Definition
The state of an aircraft once it has lifted off the runway or surface and is no longer in contact with the ground. In ATC and operational use, an aircraft is considered airborne the moment its wheels (or floats, or skids) leave the surface during takeoff.
Plain English
Off the ground and flying. The instant the wheels leave the runway, the aircraft is airborne.
Context Anchor
You will see this word in takeoff, landing, traffic, and radio communication contexts when describing whether an aircraft is flying or still on the ground.
Derivation
From "air" + "borne" (carried).
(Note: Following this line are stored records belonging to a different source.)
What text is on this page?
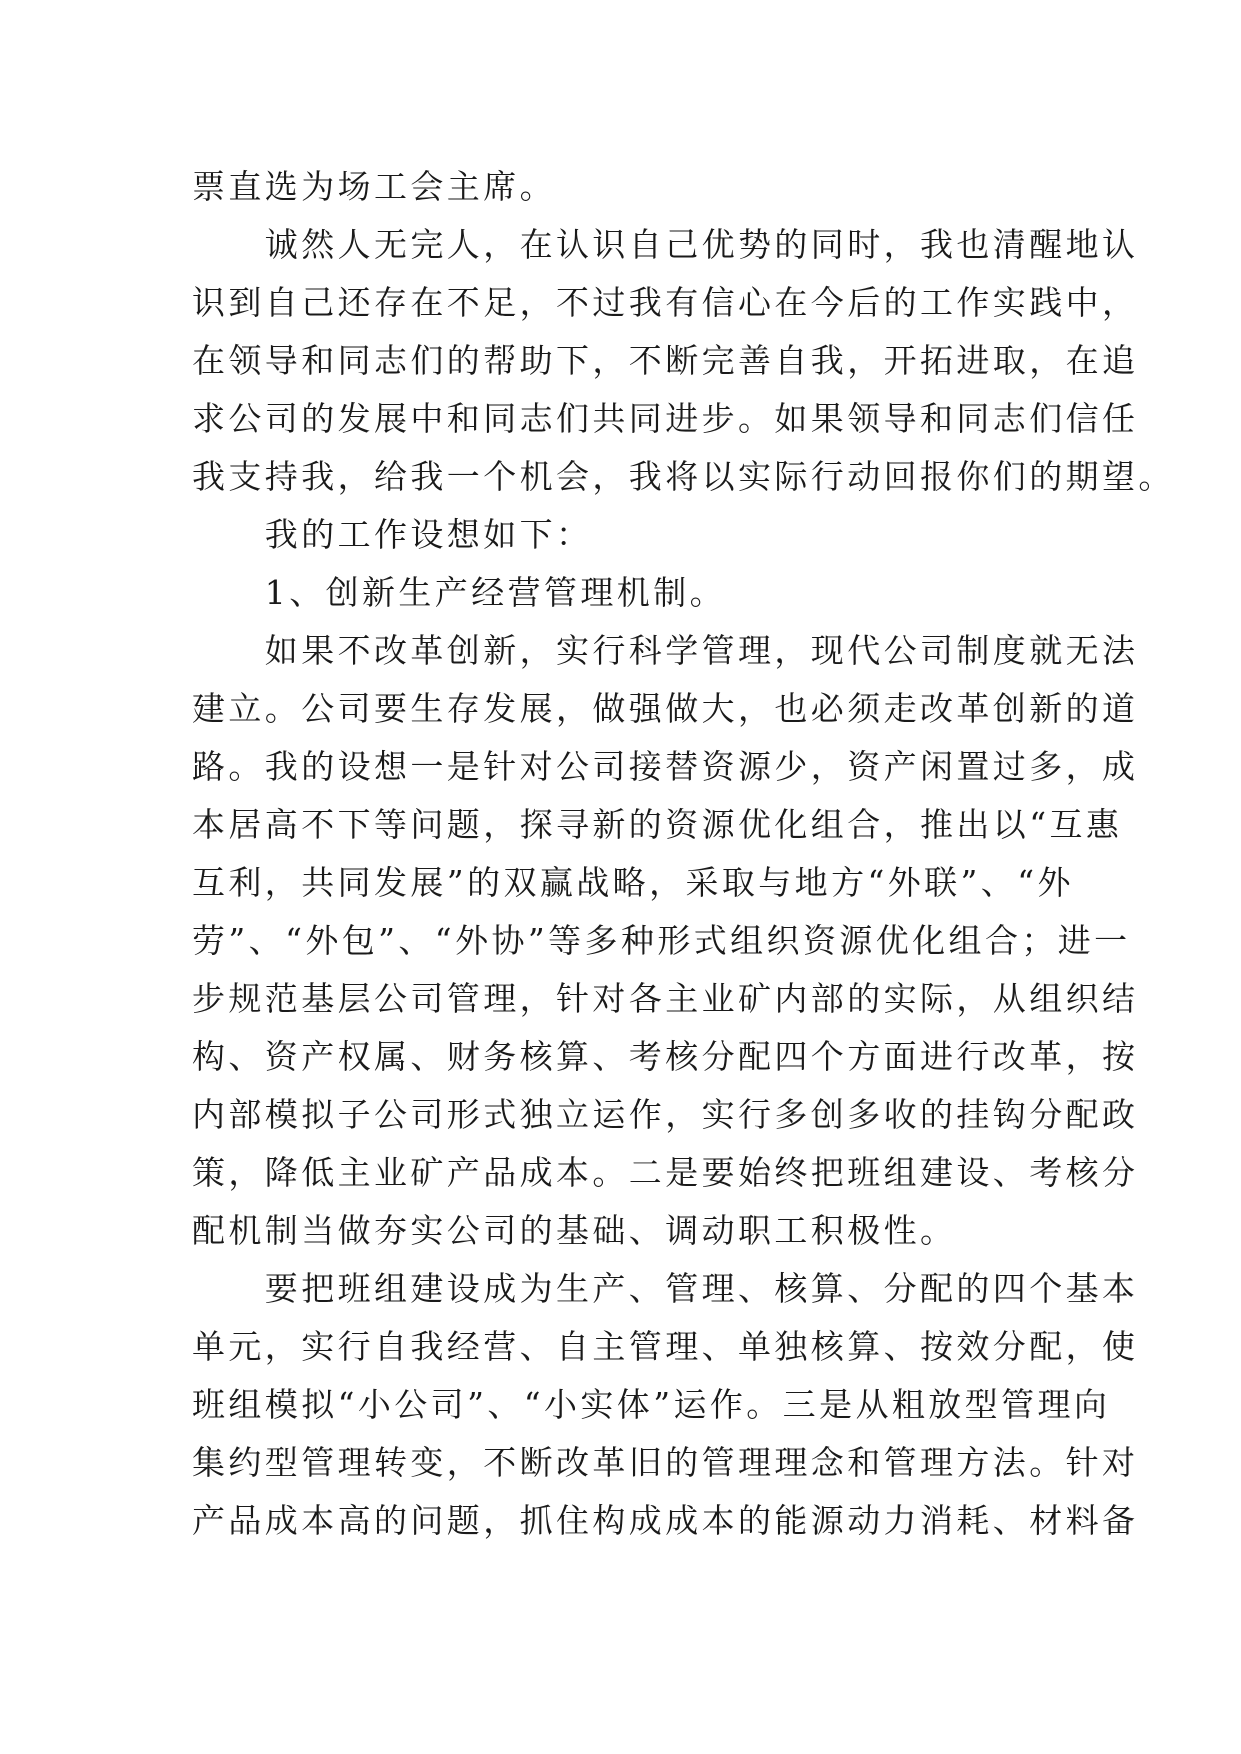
票直选为场工会主席。
　　诚然人无完人，在认识自己优势的同时，我也清醒地认
识到自己还存在不足，不过我有信心在今后的工作实践中，
在领导和同志们的帮助下，不断完善自我，开拓进取，在追
求公司的发展中和同志们共同进步。如果领导和同志们信任
我支持我，给我一个机会，我将以实际行动回报你们的期望。
　　我的工作设想如下：
　　1、创新生产经营管理机制。
　　如果不改革创新，实行科学管理，现代公司制度就无法
建立。公司要生存发展，做强做大，也必须走改革创新的道
路。我的设想一是针对公司接替资源少，资产闲置过多，成
本居高不下等问题，探寻新的资源优化组合，推出以“互惠
互利，共同发展”的双赢战略，采取与地方“外联”、“外
劳”、“外包”、“外协”等多种形式组织资源优化组合；进一
步规范基层公司管理，针对各主业矿内部的实际，从组织结
构、资产权属、财务核算、考核分配四个方面进行改革，按
内部模拟子公司形式独立运作，实行多创多收的挂钩分配政
策，降低主业矿产品成本。二是要始终把班组建设、考核分
配机制当做夯实公司的基础、调动职工积极性。
　　要把班组建设成为生产、管理、核算、分配的四个基本
单元，实行自我经营、自主管理、单独核算、按效分配，使
班组模拟“小公司”、“小实体”运作。三是从粗放型管理向
集约型管理转变，不断改革旧的管理理念和管理方法。针对
产品成本高的问题，抓住构成成本的能源动力消耗、材料备
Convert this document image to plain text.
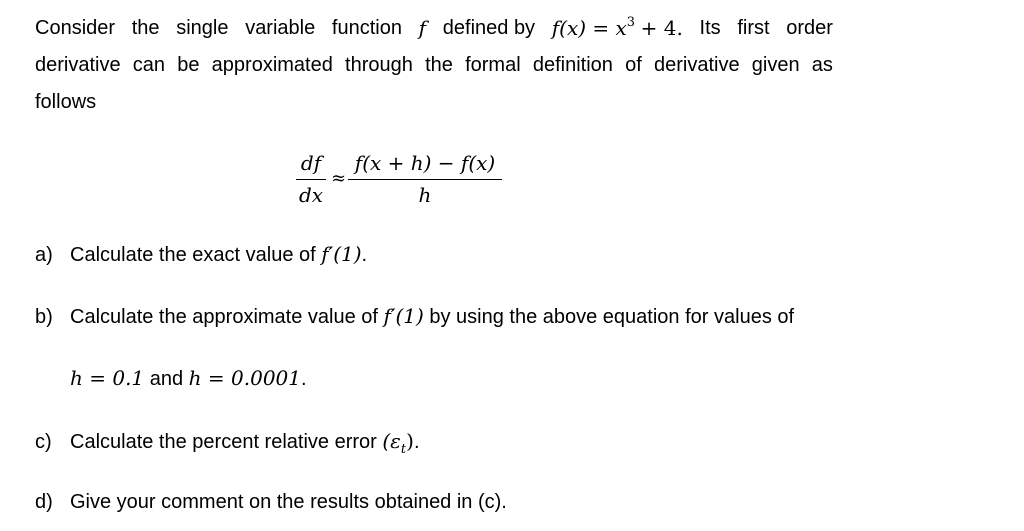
Consider the single variable function f defined by $f(x) = x^3 + 4$. Its first order
derivative can be approximated through the formal definition of derivative given as
follows
df
dx
≈
f(x + h) − f(x)
h
a) Calculate the exact value of f′(1).
b) Calculate the approximate value of f′(1) by using the above equation for values of
h = 0.1 and h = 0.0001.
c) Calculate the percent relative error $(\varepsilon_t)$.
d) Give your comment on the results obtained in (c).
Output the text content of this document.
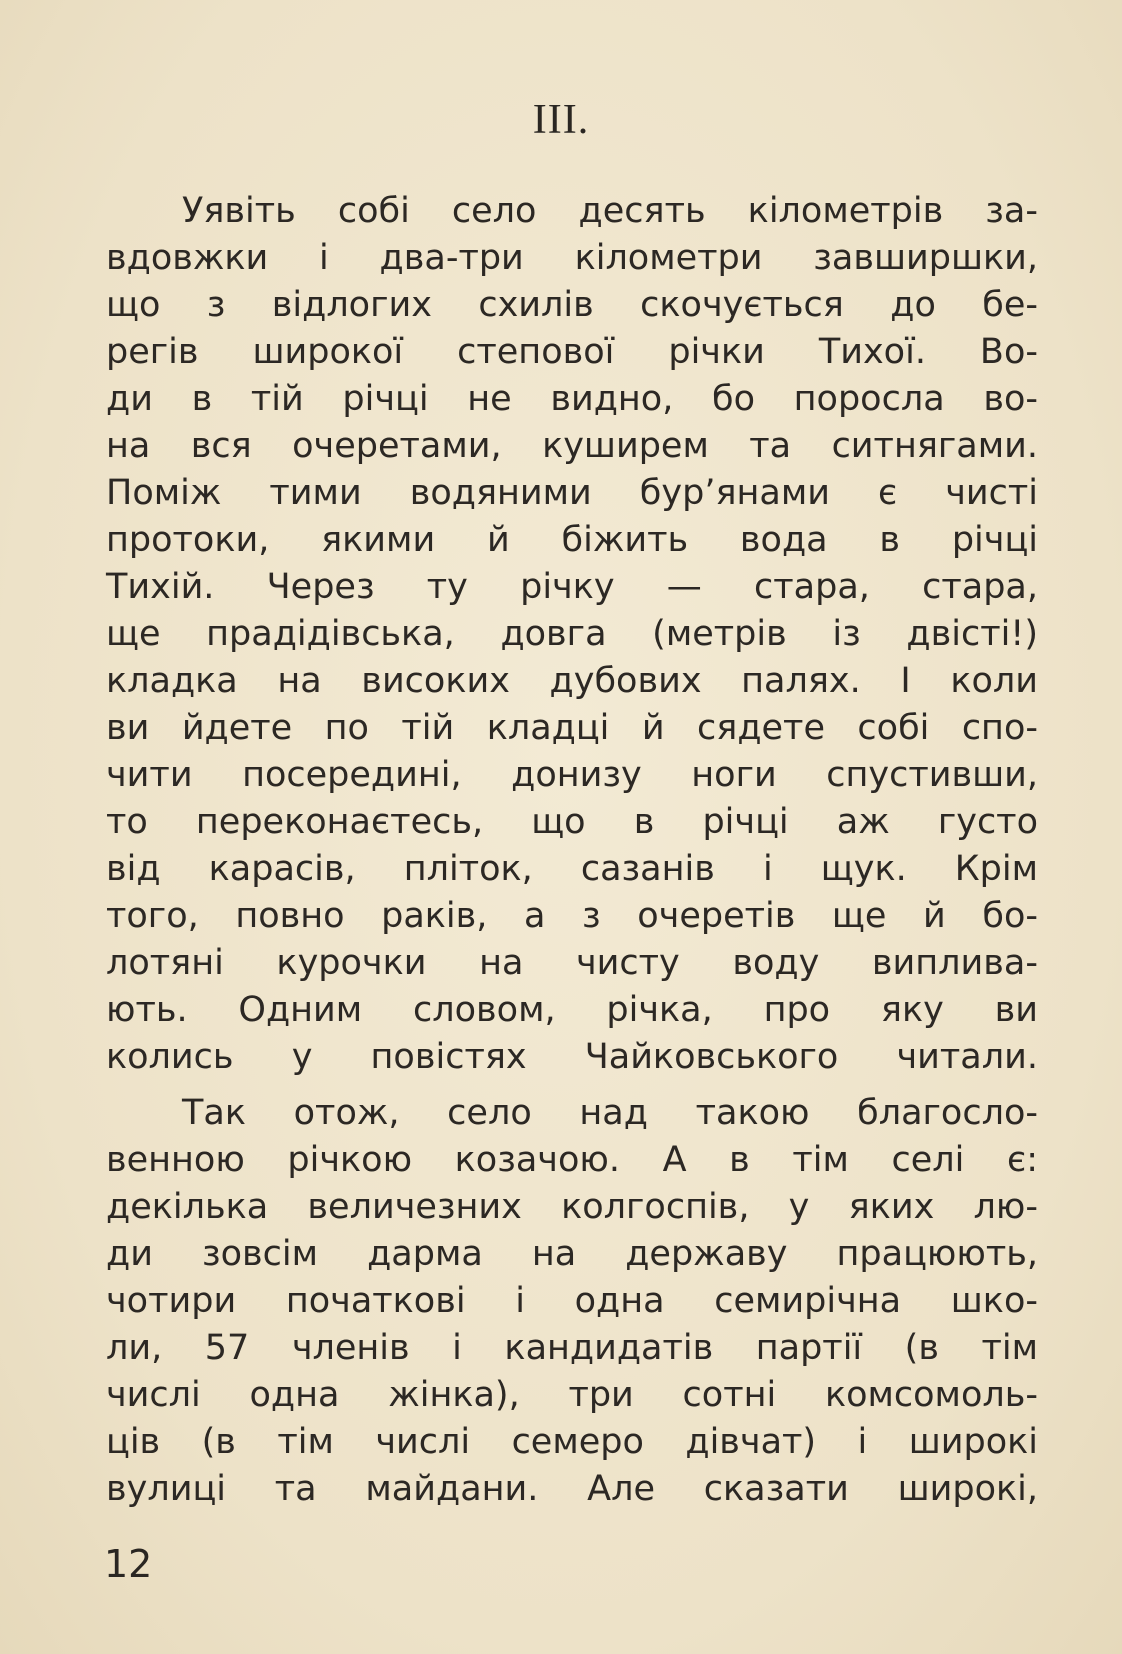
III.
Уявіть собі село десять кілометрів за-
вдовжки і два-три кілометри завширшки,
що з відлогих схилів скочується до бе-
регів широкої степової річки Тихої. Во-
ди в тій річці не видно, бо поросла во-
на вся очеретами, куширем та ситнягами.
Поміж тими водяними бур’янами є чисті
протоки, якими й біжить вода в річці
Тихій. Через ту річку — стара, стара,
ще прадідівська, довга (метрів із двісті!)
кладка на високих дубових палях. І коли
ви йдете по тій кладці й сядете собі спо-
чити посередині, донизу ноги спустивши,
то переконаєтесь, що в річці аж густо
від карасів, пліток, сазанів і щук. Крім
того, повно раків, а з очеретів ще й бо-
лотяні курочки на чисту воду виплива-
ють. Одним словом, річка, про яку ви
колись у повістях Чайковського читали.
Так отож, село над такою благосло-
венною річкою козачою. А в тім селі є:
декілька величезних колгоспів, у яких лю-
ди зовсім дарма на державу працюють,
чотири початкові і одна семирічна шко-
ли, 57 членів і кандидатів партії (в тім
числі одна жінка), три сотні комсомоль-
ців (в тім числі семеро дівчат) і широкі
вулиці та майдани. Але сказати широкі,
12
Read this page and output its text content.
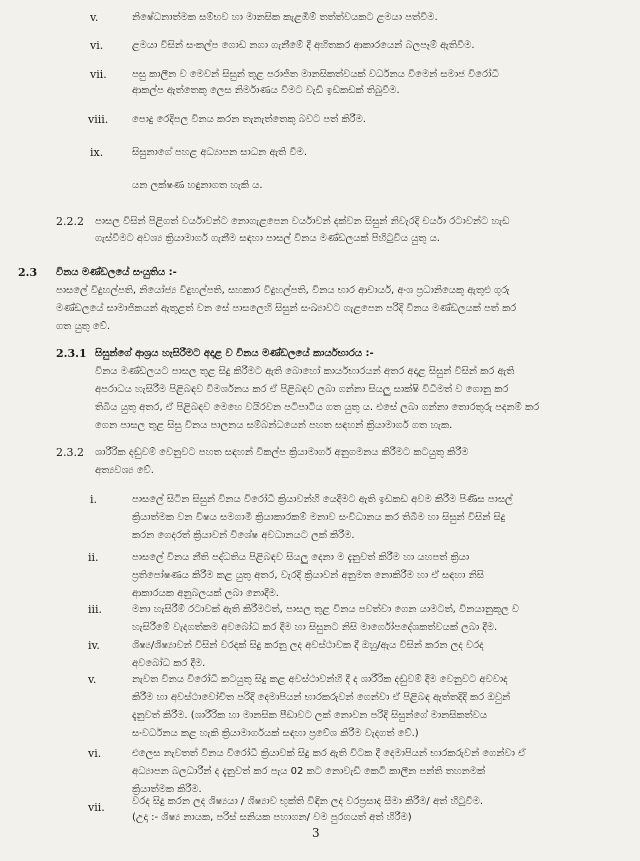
v.	නිෂේධනාත්මක සම්භව හා මානසික කැළඹීම් තත්ත්වයකට ළමයා පත්වීම.
vi.	ළමයා විසින් සංකල්ප ගොඩ නගා ගැනීමේ දී අහිතකර ආකාරයෙන් බලපෑම් ඇතිවීම.
vii.	පසු කාලීන ව මෙවන් සිසුන් තුළ පරාජිත මානසිකත්වයක් වර්ධනය වීමෙන් සමාජ විරෝධී
ආකල්ප ඇත්තෙකු ලෙස නිර්මාණය වීමට වැඩි ඉඩකඩක් තිබුවීම.
viii. පොදු රෙදිපල විනය කරන තැනැත්තෙකු බවට පත් කිරීම.
ix.	සිසුනාගේ පහළ අධ්‍යාපන සාධන ඇති වීම.
යන ලක්ෂණ හඳුනාගත හැකි ය.
2.2.2 පාසල විසින් පිළිගත් වර්යාවන්ට නොගැළපෙන වර්යාවන් දක්වන සිසුන් නිවැරදි චර්යා රටාවන්ට හැඩ
ගැස්වීමට අවශ්‍ය ක්‍රියාමාර්ග ගැනීම සඳහා පාසල් විනය මණ්ඩලයක් පිහිටුවිය යුතු ය.
2.3 විනය මණ්ඩලයේ සංයුතිය :-
පාසලේ විදුහල්පති, නියෝජ්‍ය විදුහල්පති, සහකාර විදුහල්පති, විනය භාර ආචාර්ය, අංශ ප්‍රධානියෙකු ඇතුළු ගුරු
මණ්ඩලයේ සාමාජිකයන් ඇතුළත් වන සේ පාසලෙහි සිසුන් සංඛ්‍යාවට ගැළපෙන පරිදි විනය මණ්ඩලයක් පත් කර
ගත යුතු වේ.
2.3.1 සිසුන්ගේ ආශ්‍රය හැසිරීමට අදාළ ව විනය මණ්ඩලයේ කාර්යභාරය :-
විනය මණ්ඩලයට පාසල තුළ සිදු කිරීමට ඇති බොහෝ කාර්යභාරයන් අතර අදාළ සිසුන් විසින් කර ඇති
අපරාධය හැසිරීම පිළිබඳව විමර්ශනය කර ඒ පිළිබඳව ලබා ගන්නා සියලු සාක්ෂි විධිමත් ව ගොනු කර
තිබිය යුතු අතර, ඒ පිළිබඳව මෙහෙ වයිරවන පටිපාටිය ගත යුතු ය. එසේ ලබා ගන්නා තොරතුරු පදනම් කර
ගෙන පාසල තුළ සිසු විනය පාලනය සම්බන්ධයෙන් පහත සඳහන් ක්‍රියාමාර්ග ගත හැක.
2.3.2 ශාරීරික දඬුවම් වෙනුවට පහත සඳහන් විකල්ප ක්‍රියාමාර්ග අනුගමනය කිරීමට කටයුතු කිරීම
අත්‍යවශ්‍ය වේ.
i.	පාසලේ සිටින සිසුන් විනය විරෝධී ක්‍රියාවන්හි යෙදීමට ඇති ඉඩකඩ අවම කිරීම පිණිස පාසල්
ක්‍රියාත්මක වන විෂය සමගාමී ක්‍රියාකාරකම් මනාව සංවිධානය කර තිබීම හා සිසුන් විසින් සිදු
කරන ගෙදරත් ක්‍රියාවන් විශේෂ අවධානයට ලක් කිරීම.
ii.	පාසලේ විනය නීති පද්ධතිය පිළිබඳව සියලු දෙනා ම දැනුවත් කිරීම හා යහපත් ක්‍රියා
ප්‍රතිපෝෂණය කිරීම කළ යුතු අතර, වැරදි ක්‍රියාවන් අනුමත නොකිරීම හා ඒ සඳහා නිසි
ආකාරයක අනුබලයක් ලබා නොදීම.
iii.	මනා හැසිරීම් රටාවක් ඇති කිරීමටත්, පාසල තුළ විනය පවත්වා ගෙන යාමටත්, විනයානුකූල ව
හැසිරීමේ වැදගත්කම අවබෝධ කර දීම හා සිසුනට නිසි මාර්ගෝපදේශකත්වයක් ලබා දීම.
iv.	ශිෂ්‍ය/ශිෂ්‍යාවන් විසින් වරදක් සිදු කරනු ලද අවස්ථාවක දී ඔහු/ඇය විසින් කරන ලද වරද
අවබෝධ කර දීම.
v.	නැවත විනය විරෝධී කටයුතු සිදු කළ අවස්ථාවන්හි දී ද ශාරීරික දඬුවම් දීම වෙනුවට අවවාද
කිරීම හා අවස්ථාවෝචිත පරිදි දෙමාපියන් භාරකරුවන් ගෙන්වා ඒ පිළිබඳ ඇත්තදිදි කර ඔවුන්
දැනුවත් කිරීම. (ශාරීරික හා මානසික පීඩාවට ලක් නොවන පරිදි සිසුන්ගේ මානසිකත්වය
සංවර්ධනය කළ හැකි ක්‍රියාමාර්ගයක් සඳහා ප්‍රවේශ කිරීම වැදගත් වේ.)
vi.	එලෙස නැවතත් විනය විරෝධී ක්‍රියාවක් සිදු කර ඇති විටක දී දෙමාපියන් භාරකරුවන් ගෙන්වා ඒ
අධ්‍යාපන බලධාරීන් ද දැනුවත් කර පැය 02 කට නොවැඩි කෙටි කාලීන පන්ති තහනමක්
ක්‍රියාත්මක කිරීම.
vii.	වරද සිදු කරන ලද ශිෂ්‍යයා / ශිෂ්‍යාව භුක්ති විඳින ලද වරප්‍රසාද සීමා කිරීම/ අත් හිටුවීම.
(උදා :- ශිෂ්‍ය නායක, පරිස් සනියක පහාගන/ වම පුරගයත් අත් හිරීම)
3
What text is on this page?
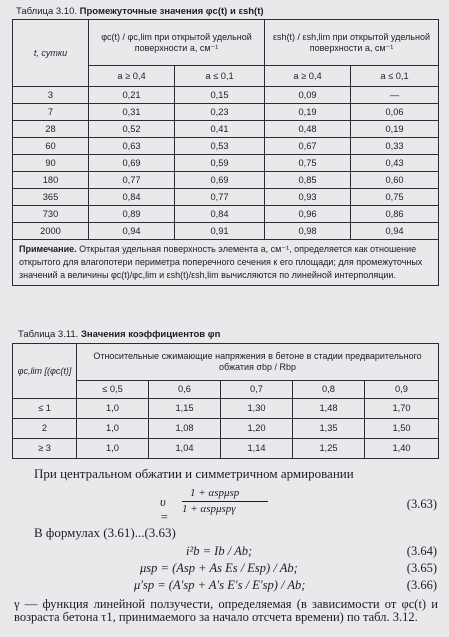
Таблица 3.10. Промежуточные значения φc(t) и εsh(t)
t, сутки	φc(t) / φc,lim при открытой удельной поверхности a, см⁻¹		εsh(t) / εsh,lim при открытой удельной поверхности a, см⁻¹	
	a ≥ 0,4	a ≤ 0,1	a ≥ 0,4	a ≤ 0,1
3	0,21	0,15	0,09	—
7	0,31	0,23	0,19	0,06
28	0,52	0,41	0,48	0,19
60	0,63	0,53	0,67	0,33
90	0,69	0,59	0,75	0,43
180	0,77	0,69	0,85	0,60
365	0,84	0,77	0,93	0,75
730	0,89	0,84	0,96	0,86
2000	0,94	0,91	0,98	0,94
Примечание. Открытая удельная поверхность элемента a, см⁻¹, определяется как отношение открытого для влагопотери периметра поперечного сечения к его площади; для промежуточных значений a величины φc(t)/φc,lim и εsh(t)/εsh,lim вычисляются по линейной интерполяции.				
Таблица 3.11. Значения коэффициентов φn
φc,lim [(φc(t)]	Относительные сжимающие напряжения в бетоне в стадии предварительного обжатия σbp / Rbp				
	≤ 0,5	0,6	0,7	0,8	0,9
≤ 1	1,0	1,15	1,30	1,48	1,70
2	1,0	1,08	1,20	1,35	1,50
≥ 3	1,0	1,04	1,14	1,25	1,40
При центральном обжатии и симметричном армировании
υ =
1 + αspμsp
1 + αspμspγ	(3.63)
В формулах (3.61)...(3.63)
i²b = Ib / Ab;	(3.64)
μsp = (Asp + As Es / Esp) / Ab;	(3.65)
μ′sp = (A′sp + A′s E′s / E′sp) / Ab;	(3.66)
γ — функция линейной ползучести, определяемая (в зависимости от φc(t) и возраста бетона τ1, принимаемого за начало отсчета времени) по табл. 3.12.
Literally, "carried by the air." The word makes the meaning easy to remember: the air is now holding the aircraft up, not the ground.
Why Pilots Care
The airborne time is often reported to ATC or recorded in flight logs and flight plans. It marks the official start of flight time and is used for separation, sequencing, and search-and-rescue timing if a flight goes overdue.
Intuition Check
Airborne does not simply mean “located in the air” in a loose sense. For an aircraft, it means the aircraft has lifted off and is actually flying, not just moving along the runway.
Example Sentence 1
The tower controller noted the time the Cessna became airborne so the departure could be sequenced with following traffic.
Example Sentence 2
Flight time begins the moment the aircraft becomes airborne and ends when it touches down at the destination.